At this stage FFWC is technologically and logistically confident and willing to share the knowledge and skill it has acquired to other south and southeast Asian countries to enhance their capacity for flood early warning. Because flooding is a shared problem for countries in the same basin or climate, a shared vision to manage floods together by sharing experience and training is essential for a better and more flood-safe world. In this project, stakeholder agencies with flood management responsibilities in their countries will learn about FFWC operations for flood warning generation and dissemination. The U.S. Government-supported partner will lead a special training and outreach session on the value of multi-satellite platforms to improve river modeling, hydrologic modeling, and flood forecasting in situations where ground data are limited or missing entirely. Through this training, the agencies will learn about ways to build a tailored system for beneficiaries in their own countries. They will be able to decide collaboratively how satellite data can be implemented for their water resource management.  

4-85 Field Visit 14-85 Field Visit 24-85 Inaugural Session
Dr. Masud leads the first training workshop in July which included both hands-on exercizes in the field as well as group discussions and presentations (photo courtesy of Dr. Masud).

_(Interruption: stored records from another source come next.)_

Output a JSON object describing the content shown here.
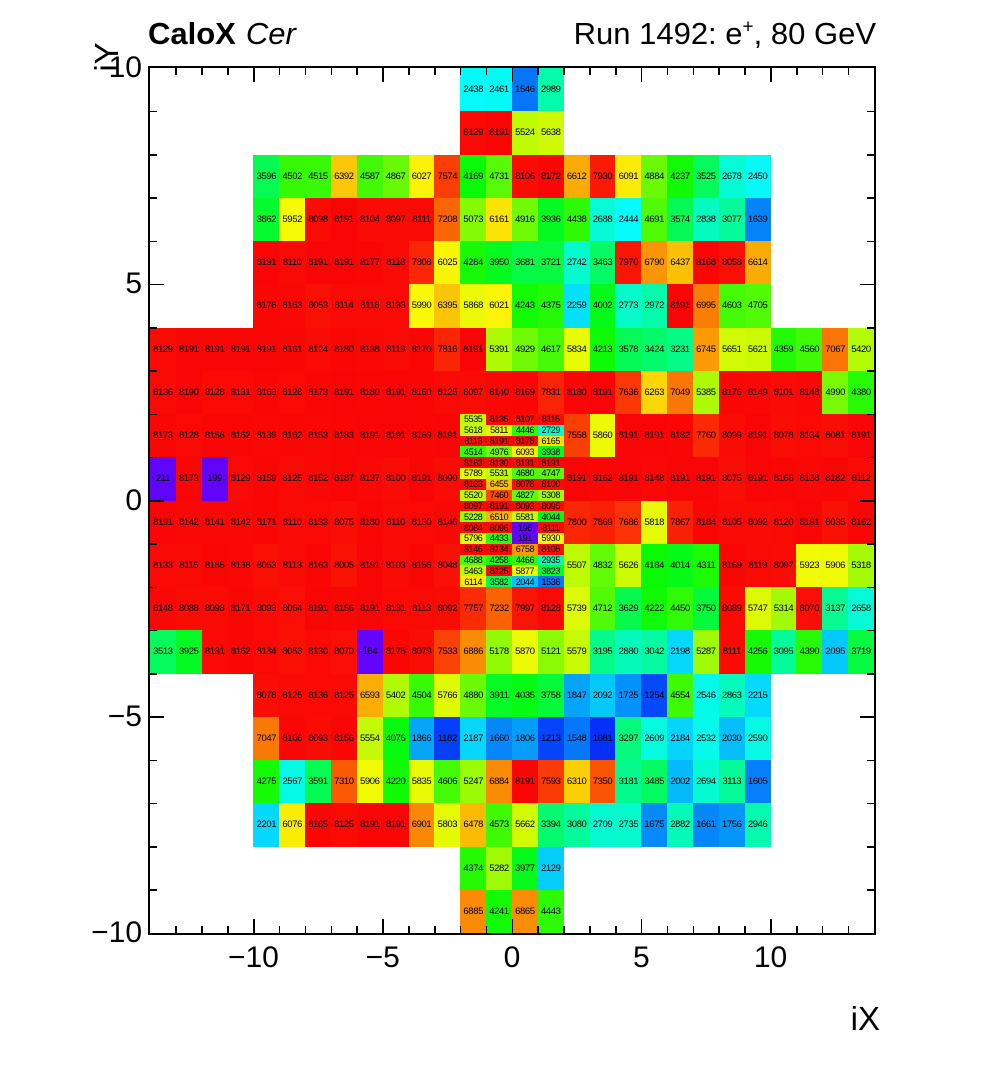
{
  "header": {
    "left_bold": "CaloX",
    "left_italic": "Cer",
    "right_prefix": "Run 1492: e",
    "right_sup": "+",
    "right_suffix": ", 80 GeV"
  },
  "axes": {
    "x_label": "iX",
    "y_label": "iY",
    "x_range": [
      -14,
      14
    ],
    "y_range": [
      -10,
      10
    ],
    "x_ticks": [
      {
        "v": -10,
        "label": "−10"
      },
      {
        "v": -5,
        "label": "−5"
      },
      {
        "v": 0,
        "label": "0"
      },
      {
        "v": 5,
        "label": "5"
      },
      {
        "v": 10,
        "label": "10"
      }
    ],
    "y_ticks": [
      {
        "v": 10,
        "label": "10"
      },
      {
        "v": 5,
        "label": "5"
      },
      {
        "v": 0,
        "label": "0"
      },
      {
        "v": -5,
        "label": "−5"
      },
      {
        "v": -10,
        "label": "−10"
      }
    ],
    "minor_step": 1,
    "major_step": 5,
    "grid": false
  },
  "chart_data": {
    "type": "heatmap",
    "title": "CaloX Cer — Run 1492: e+, 80 GeV",
    "xlabel": "iX",
    "ylabel": "iY",
    "z_min": 0,
    "z_max": 8191,
    "palette": {
      "style": "rainbow",
      "low_color_hint": "#6a1fe0",
      "high_color_hint": "#f20c09"
    },
    "coarse_rows": [
      {
        "iy_top": 10,
        "ix_start": -2,
        "values": [
          2438,
          2461,
          1546,
          2989
        ]
      },
      {
        "iy_top": 9,
        "ix_start": -2,
        "values": [
          8129,
          8191,
          5524,
          5638
        ]
      },
      {
        "iy_top": 8,
        "ix_start": -10,
        "values": [
          3596,
          4502,
          4515,
          6392,
          4587,
          4867,
          6027,
          7574,
          4169,
          4731,
          8106,
          8172,
          6612,
          7930,
          6091,
          4884,
          4237,
          3525,
          2678,
          2450
        ]
      },
      {
        "iy_top": 7,
        "ix_start": -10,
        "values": [
          3862,
          5952,
          8098,
          8191,
          8104,
          8097,
          8111,
          7208,
          5073,
          6161,
          4916,
          3936,
          4438,
          2688,
          2444,
          4691,
          3574,
          2838,
          3077,
          1639
        ]
      },
      {
        "iy_top": 6,
        "ix_start": -10,
        "values": [
          8191,
          8110,
          8191,
          8191,
          8177,
          8118,
          7808,
          6025,
          4284,
          3950,
          3681,
          3721,
          2742,
          3463,
          7970,
          6790,
          6437,
          8168,
          8058,
          6614
        ]
      },
      {
        "iy_top": 5,
        "ix_start": -10,
        "values": [
          8176,
          8153,
          8053,
          8114,
          8118,
          8133,
          5990,
          6395,
          5868,
          6021,
          4243,
          4375,
          2259,
          4002,
          2773,
          2972,
          8191,
          6995,
          4603,
          4705
        ]
      },
      {
        "iy_top": 4,
        "ix_start": -14,
        "values": [
          8129,
          8191,
          8191,
          8191,
          8191,
          8161,
          8124,
          8180,
          8138,
          8119,
          8170,
          7816,
          8191,
          5391,
          4929,
          4617,
          5834,
          4213,
          3578,
          3424,
          3231,
          6745,
          5651,
          5621,
          4359,
          4560,
          7067,
          5420
        ]
      },
      {
        "iy_top": 3,
        "ix_start": -14,
        "values": [
          8136,
          8190,
          8128,
          8131,
          8163,
          8128,
          8173,
          8191,
          8180,
          8191,
          8160,
          8125,
          8097,
          8140,
          8169,
          7831,
          8180,
          8191,
          7636,
          6263,
          7049,
          5385,
          8176,
          8149,
          8101,
          8148,
          4990,
          4380
        ]
      },
      {
        "iy_top": 2,
        "ix_start": -14,
        "values": [
          8173,
          8128,
          8156,
          8162,
          8139,
          8162,
          8153,
          8183,
          8191,
          8191,
          8169,
          8191
        ]
      },
      {
        "iy_top": 2,
        "ix_start": 2,
        "values": [
          7558,
          5860,
          8191,
          8191,
          8182,
          7760,
          8099,
          8191,
          8078,
          8134,
          8081,
          8191
        ]
      },
      {
        "iy_top": 1,
        "ix_start": -14,
        "values": [
          211,
          8173,
          199,
          8129,
          8159,
          8125,
          8152,
          8187,
          8137,
          8100,
          8191,
          8090
        ]
      },
      {
        "iy_top": 1,
        "ix_start": 2,
        "values": [
          8191,
          8162,
          8191,
          8148,
          8191,
          8191,
          8075,
          8191,
          8166,
          8138,
          8182,
          8112
        ]
      },
      {
        "iy_top": 0,
        "ix_start": -14,
        "values": [
          8191,
          8142,
          8141,
          8142,
          8171,
          8110,
          8133,
          8075,
          8180,
          8110,
          8130,
          8146
        ]
      },
      {
        "iy_top": 0,
        "ix_start": 2,
        "values": [
          7800,
          7869,
          7686,
          5818,
          7867,
          8184,
          8105,
          8092,
          8120,
          8191,
          8035,
          8162
        ]
      },
      {
        "iy_top": -1,
        "ix_start": -14,
        "values": [
          8133,
          8115,
          8155,
          8138,
          8053,
          8113,
          8163,
          8005,
          8191,
          8103,
          8156,
          8048
        ]
      },
      {
        "iy_top": -1,
        "ix_start": 2,
        "values": [
          5507,
          4832,
          5626,
          4184,
          4014,
          4311,
          8169,
          8119,
          8097,
          5923,
          5906,
          5318
        ]
      },
      {
        "iy_top": -2,
        "ix_start": -14,
        "values": [
          8148,
          8088,
          8098,
          8171,
          8093,
          8064,
          8191,
          8156,
          8191,
          8131,
          8113,
          8092,
          7757,
          7232,
          7997,
          8128,
          5739,
          4712,
          3629,
          4222,
          4450,
          3750,
          8089,
          5747,
          5314,
          8070,
          3137,
          2658
        ]
      },
      {
        "iy_top": -3,
        "ix_start": -14,
        "values": [
          3513,
          3925,
          8131,
          8162,
          8134,
          8053,
          8130,
          8070,
          184,
          8175,
          8079,
          7533,
          6886,
          5178,
          5870,
          5121,
          5579,
          3195,
          2880,
          3042,
          2198,
          5287,
          8111,
          4256,
          3095,
          4390,
          2095,
          3719
        ]
      },
      {
        "iy_top": -4,
        "ix_start": -10,
        "values": [
          8078,
          8125,
          8136,
          8125,
          6593,
          5402,
          4504,
          5766,
          4880,
          3911,
          4035,
          3758,
          1847,
          2092,
          1725,
          1254,
          4554,
          2546,
          2863,
          2215
        ]
      },
      {
        "iy_top": -5,
        "ix_start": -10,
        "values": [
          7047,
          8166,
          8093,
          8156,
          5554,
          4076,
          1866,
          1182,
          2187,
          1660,
          1806,
          1213,
          1548,
          1081,
          3297,
          2609,
          2184,
          2532,
          2030,
          2590
        ]
      },
      {
        "iy_top": -6,
        "ix_start": -10,
        "values": [
          4275,
          2567,
          3591,
          7310,
          5906,
          4220,
          5835,
          4606,
          5247,
          6884,
          8191,
          7593,
          6310,
          7350,
          3181,
          3485,
          2002,
          2694,
          3113,
          1605
        ]
      },
      {
        "iy_top": -7,
        "ix_start": -10,
        "values": [
          2201,
          6076,
          8165,
          8125,
          8191,
          8191,
          6901,
          5803,
          6478,
          4573,
          5662,
          3394,
          3080,
          2709,
          2735,
          1675,
          2882,
          1661,
          1756,
          2946
        ]
      },
      {
        "iy_top": -8,
        "ix_start": -2,
        "values": [
          4374,
          5282,
          3977,
          2129
        ]
      },
      {
        "iy_top": -9,
        "ix_start": -2,
        "values": [
          6885,
          4241,
          6865,
          4443
        ]
      }
    ],
    "fine_block": {
      "ix_start": -2,
      "iy_top": 2,
      "cols": 4,
      "row_height_units": 0.25,
      "rows": [
        [
          5535,
          8135,
          8107,
          8115
        ],
        [
          5618,
          5811,
          4446,
          2729
        ],
        [
          8113,
          8191,
          8178,
          6165
        ],
        [
          4514,
          4976,
          6093,
          3938
        ],
        [
          8163,
          8130,
          8131,
          8191
        ],
        [
          5789,
          5531,
          4680,
          4747
        ],
        [
          8133,
          6455,
          8078,
          8100
        ],
        [
          5520,
          7460,
          4827,
          5308
        ],
        [
          8097,
          8191,
          8093,
          8095
        ],
        [
          5228,
          6510,
          5581,
          4044
        ],
        [
          8084,
          8096,
          196,
          8111
        ],
        [
          5796,
          4433,
          191,
          5930
        ],
        [
          8146,
          8134,
          6758,
          8105
        ],
        [
          4688,
          4258,
          4466,
          2935
        ],
        [
          5463,
          8125,
          5877,
          3823
        ],
        [
          6114,
          3582,
          2044,
          1536
        ]
      ]
    }
  }
}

Summary of Recent Activities

The highlight of the second quarter of 2017 came when Mr. Md. Tohidul Islam of IWM participated in a two-week training program at the University of Washington April 1-15, working under the supervision of U.S. partner Dr. Faisal Hossain. Based on this training and on the work he carried out while at UW, Tohid prepared a paper entitled “Calculating forecast rating curves for virtual stations on the Ganges and Brahmaputra River using Jason-2 interlaced data." After this visit was completed, this PEER team focused on preparations for their second annual regional training program, which was scheduled for July 9-13. They invited relevant agencies from India, Thailand, Myanmar, Laos, Cambodia, and Pakistan to nominate staff members for training. Similar requests for nominations were also issues to four Bangladeshi government departments and institutes. In addition to the complex visa and travel arrangements, staff members also worked to refine the training agenda and materials, building on those used in the first annual course last year. Dr. Hossain is expected to travel to Bangladesh to participate in the training workshop alongside the Bangladeshi PI Dr. Masud and other key project members.